Other crime-scene clues include a disposable syringe found in October 2001 in a car park. The blood on it was the suspect's. The contents had been a cocktail of drugs with which she had injected herself.

In a burgled caravan, police discovered she had nibbled a biscuit. A smudge of spit on a toothmark in the remaining fragment of biscuit proved once again to have left a genetic clue.

In autumn 2004, the woman went to the Austrian Tyrol. She broke into garden sheds along the road towards Innsbruck, discarding a pair of tracksuit bottoms, a hooded cardigan and other items.

The killer's DNA has also been found at burglary scenes in France.

Police said yesterday that the woman has left DNA at the scenes of six murders and 24 break-ins. The murders all took place in Germany.

Knowing her dress style, her drug use and cold-bloodedness, police went on television in April 2005 with an appeal to the public for tips, but to no avail.

What galls police is that her criminal career has been gradually getting more ruthless.

After last year's unexplained murder in Heilbronn of the uniformed policewoman, who had briefly worked as an undercover agent, the offender's DNA was found on the police car.

A policeman who was seriously injured in the same attack woke from a coma with no memory of the female assailant, who had pulled a gun and shot the two officers at close range.

This year, police found a few cells of her skin after they stripped and analysed all the upholstery, carpets and lint from the car of a man whom they are holding on suspicion of triple murder.

The man, a former paid police informant, was suspected of killing the three Georgian car dealers, who had come to Germany to buy second-hand cars. Their bodies were dumped in a river at the end of January.

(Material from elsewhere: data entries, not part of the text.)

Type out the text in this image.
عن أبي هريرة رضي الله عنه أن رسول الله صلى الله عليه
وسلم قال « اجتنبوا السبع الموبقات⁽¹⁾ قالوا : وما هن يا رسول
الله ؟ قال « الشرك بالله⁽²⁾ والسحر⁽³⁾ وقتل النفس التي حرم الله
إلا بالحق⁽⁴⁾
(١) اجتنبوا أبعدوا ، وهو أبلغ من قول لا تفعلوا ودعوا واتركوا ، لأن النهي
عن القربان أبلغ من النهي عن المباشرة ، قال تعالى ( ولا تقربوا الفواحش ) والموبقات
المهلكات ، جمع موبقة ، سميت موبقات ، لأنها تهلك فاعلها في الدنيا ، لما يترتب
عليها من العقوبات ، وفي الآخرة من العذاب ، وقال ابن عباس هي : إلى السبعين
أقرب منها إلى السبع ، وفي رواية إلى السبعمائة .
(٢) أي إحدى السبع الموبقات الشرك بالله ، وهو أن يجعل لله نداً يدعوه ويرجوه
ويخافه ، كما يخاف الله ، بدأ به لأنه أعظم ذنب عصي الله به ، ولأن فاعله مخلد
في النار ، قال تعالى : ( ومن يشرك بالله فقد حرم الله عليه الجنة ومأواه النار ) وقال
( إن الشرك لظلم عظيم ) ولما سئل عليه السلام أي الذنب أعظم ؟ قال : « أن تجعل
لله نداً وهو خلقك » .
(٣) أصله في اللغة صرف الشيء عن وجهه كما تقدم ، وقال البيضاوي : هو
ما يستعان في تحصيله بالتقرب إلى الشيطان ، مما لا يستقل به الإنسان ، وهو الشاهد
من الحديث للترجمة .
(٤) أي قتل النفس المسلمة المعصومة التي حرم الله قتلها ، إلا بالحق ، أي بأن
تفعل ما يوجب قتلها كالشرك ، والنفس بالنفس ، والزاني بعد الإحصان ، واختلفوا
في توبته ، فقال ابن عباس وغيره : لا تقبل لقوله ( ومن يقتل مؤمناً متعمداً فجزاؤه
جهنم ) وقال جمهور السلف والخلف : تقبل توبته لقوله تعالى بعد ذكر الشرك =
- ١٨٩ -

The suspect denies the charge, saying the killer was another man, an Islamic radical from Somalia who is also in police custody – and he denies any knowledge of "the woman without a face". However, her DNA was found in the car, triggering a new theory that she was the men's killer.

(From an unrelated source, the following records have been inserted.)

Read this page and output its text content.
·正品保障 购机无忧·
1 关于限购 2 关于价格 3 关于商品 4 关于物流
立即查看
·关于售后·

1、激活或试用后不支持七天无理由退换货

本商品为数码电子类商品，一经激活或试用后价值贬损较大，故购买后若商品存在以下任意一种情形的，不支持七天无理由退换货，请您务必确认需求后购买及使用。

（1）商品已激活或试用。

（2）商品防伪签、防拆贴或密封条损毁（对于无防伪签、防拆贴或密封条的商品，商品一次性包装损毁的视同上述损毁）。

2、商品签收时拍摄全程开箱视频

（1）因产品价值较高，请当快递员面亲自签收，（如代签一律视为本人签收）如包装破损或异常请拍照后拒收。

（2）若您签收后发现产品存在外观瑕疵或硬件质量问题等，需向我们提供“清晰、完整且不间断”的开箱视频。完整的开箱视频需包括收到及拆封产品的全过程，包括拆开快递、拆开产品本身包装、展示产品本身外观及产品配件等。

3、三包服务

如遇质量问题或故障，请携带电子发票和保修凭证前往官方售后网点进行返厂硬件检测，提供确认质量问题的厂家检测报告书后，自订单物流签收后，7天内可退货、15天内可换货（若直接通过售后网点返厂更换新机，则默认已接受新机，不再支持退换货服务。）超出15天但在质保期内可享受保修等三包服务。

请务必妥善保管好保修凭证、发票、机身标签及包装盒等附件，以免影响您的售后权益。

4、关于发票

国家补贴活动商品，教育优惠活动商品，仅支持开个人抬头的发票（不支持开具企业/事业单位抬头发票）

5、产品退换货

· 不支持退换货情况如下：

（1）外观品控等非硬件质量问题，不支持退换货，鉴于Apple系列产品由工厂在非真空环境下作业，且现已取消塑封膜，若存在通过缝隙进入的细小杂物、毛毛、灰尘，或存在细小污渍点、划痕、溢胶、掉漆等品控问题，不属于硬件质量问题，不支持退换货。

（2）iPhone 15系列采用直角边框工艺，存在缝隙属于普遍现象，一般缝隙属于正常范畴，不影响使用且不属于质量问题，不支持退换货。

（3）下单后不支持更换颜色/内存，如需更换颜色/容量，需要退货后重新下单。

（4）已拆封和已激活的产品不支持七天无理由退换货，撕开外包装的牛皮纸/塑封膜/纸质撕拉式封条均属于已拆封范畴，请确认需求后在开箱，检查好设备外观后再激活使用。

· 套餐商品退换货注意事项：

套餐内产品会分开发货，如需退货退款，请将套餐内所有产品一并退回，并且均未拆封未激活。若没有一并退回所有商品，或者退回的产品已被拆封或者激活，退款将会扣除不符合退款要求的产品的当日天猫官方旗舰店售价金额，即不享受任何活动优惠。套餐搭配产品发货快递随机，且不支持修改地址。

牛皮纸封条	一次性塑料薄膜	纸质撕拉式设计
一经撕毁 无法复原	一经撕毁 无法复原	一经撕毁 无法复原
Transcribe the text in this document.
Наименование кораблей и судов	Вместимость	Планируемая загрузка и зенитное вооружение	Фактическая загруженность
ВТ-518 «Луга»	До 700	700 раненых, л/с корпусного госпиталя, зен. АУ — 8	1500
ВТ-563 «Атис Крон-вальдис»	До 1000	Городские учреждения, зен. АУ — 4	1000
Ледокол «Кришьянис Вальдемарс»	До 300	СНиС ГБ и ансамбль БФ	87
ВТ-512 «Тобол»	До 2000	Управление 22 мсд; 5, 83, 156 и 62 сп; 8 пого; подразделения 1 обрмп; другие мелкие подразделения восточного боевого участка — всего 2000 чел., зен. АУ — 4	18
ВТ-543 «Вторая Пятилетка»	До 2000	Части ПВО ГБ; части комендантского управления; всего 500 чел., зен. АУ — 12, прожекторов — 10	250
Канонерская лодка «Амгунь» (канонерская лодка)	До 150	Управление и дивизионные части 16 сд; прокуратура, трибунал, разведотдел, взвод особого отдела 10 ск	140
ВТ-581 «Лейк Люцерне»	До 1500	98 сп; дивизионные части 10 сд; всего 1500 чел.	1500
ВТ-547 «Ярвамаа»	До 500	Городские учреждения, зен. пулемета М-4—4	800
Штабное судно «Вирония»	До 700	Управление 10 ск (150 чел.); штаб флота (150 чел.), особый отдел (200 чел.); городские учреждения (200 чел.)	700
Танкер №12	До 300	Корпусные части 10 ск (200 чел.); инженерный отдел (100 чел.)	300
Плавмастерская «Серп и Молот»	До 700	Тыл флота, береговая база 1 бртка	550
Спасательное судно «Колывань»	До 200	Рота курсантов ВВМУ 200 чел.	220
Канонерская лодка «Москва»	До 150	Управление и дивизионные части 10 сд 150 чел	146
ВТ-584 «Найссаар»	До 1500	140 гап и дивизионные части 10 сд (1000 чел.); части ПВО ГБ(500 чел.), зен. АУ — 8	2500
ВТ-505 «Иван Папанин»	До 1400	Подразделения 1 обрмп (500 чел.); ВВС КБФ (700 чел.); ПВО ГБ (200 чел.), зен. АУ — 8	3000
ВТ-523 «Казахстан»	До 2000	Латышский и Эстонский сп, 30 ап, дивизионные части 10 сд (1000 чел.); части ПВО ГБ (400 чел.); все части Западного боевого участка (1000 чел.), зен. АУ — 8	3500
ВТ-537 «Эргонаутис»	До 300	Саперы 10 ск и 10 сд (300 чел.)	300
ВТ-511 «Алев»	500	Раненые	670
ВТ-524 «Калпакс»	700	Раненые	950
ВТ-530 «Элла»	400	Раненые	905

Police are compiling a thorough history of the car: who owned it and where it has been seen.

They already know that the three Georgians were driven in the car to Heppenheim, the town where they were killed.

Oddly enough, the car was in police ownership at the time. The criminal investigation department bought it second-hand last year and loaned it to the informant when he was hired to brief police on the activities of his criminal associates.

Erwin Hetger, the police chief of Baden-Wrttemberg state, was jubilant at the find, calling it a "down-payment" for police to solve the case of the mysterious and elusive killer.

"We're closing in on her," Mr Hetger said.